Cosworth opened an office in Pune, India at the end of 2009. “We aim to open further sites around the Pacific Rim and have much more demand serviced locally,” says Routsis. “The industries Pune is currently addressing are defence and automotive, but we expect it will expand to address all our four markets in that area, and that’s the business model we will apply around the globe.
“At the same time we’re developing our presence in North America and Europe. We’ve barely scratched the surface, and that’s really reinforced by the rate of growth we’re seeing at the moment.”
On top of all this, Cosworth is beginning to explore branding new products. “We’ve taken on a group chief marketing officer, Rick Temmink, to look at Cosworth’s global marketing strategy,” says Routsis. “But I’m cautious about what we do with the brand, simply because it takes years to build a reputation but you can lose it in a heartbeat.”

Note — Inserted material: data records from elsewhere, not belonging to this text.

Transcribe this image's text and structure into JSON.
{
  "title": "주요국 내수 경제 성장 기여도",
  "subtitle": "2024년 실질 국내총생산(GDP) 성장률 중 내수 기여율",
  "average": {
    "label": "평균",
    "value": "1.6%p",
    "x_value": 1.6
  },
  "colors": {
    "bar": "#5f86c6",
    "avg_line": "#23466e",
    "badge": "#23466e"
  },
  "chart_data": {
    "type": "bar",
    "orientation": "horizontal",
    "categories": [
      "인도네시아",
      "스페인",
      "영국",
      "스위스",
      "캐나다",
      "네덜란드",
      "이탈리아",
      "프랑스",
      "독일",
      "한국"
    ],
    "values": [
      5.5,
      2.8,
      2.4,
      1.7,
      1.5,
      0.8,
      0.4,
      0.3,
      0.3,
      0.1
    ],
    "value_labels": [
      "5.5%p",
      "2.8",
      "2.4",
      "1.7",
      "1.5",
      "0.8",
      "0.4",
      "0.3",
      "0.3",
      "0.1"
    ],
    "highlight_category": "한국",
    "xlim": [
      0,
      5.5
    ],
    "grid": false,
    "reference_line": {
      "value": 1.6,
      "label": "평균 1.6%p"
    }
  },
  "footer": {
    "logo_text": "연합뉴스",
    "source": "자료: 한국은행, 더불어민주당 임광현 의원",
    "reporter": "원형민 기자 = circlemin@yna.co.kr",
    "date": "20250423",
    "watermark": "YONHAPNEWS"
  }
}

Wood provides a keen synopsis of Cosworth’s diversification and the value of racing in the company’s make-up. “It’s been nice to find that there’s a place for us in the real world besides motor racing,” he says. “But motor racing is our heritage, it’s where we started. I hope there will never come a day when Cosworth will be without motor racing. It’s a critical part of what built the company and is still a part of our methodology. I think the mindset that comes from motor racing is the important part of what we offer, and it’s important that we don’t ever lose that.”
I think it’s safe to say that Keith Duckworth and Mike Costin would approve of their baby’s remarkable transformation.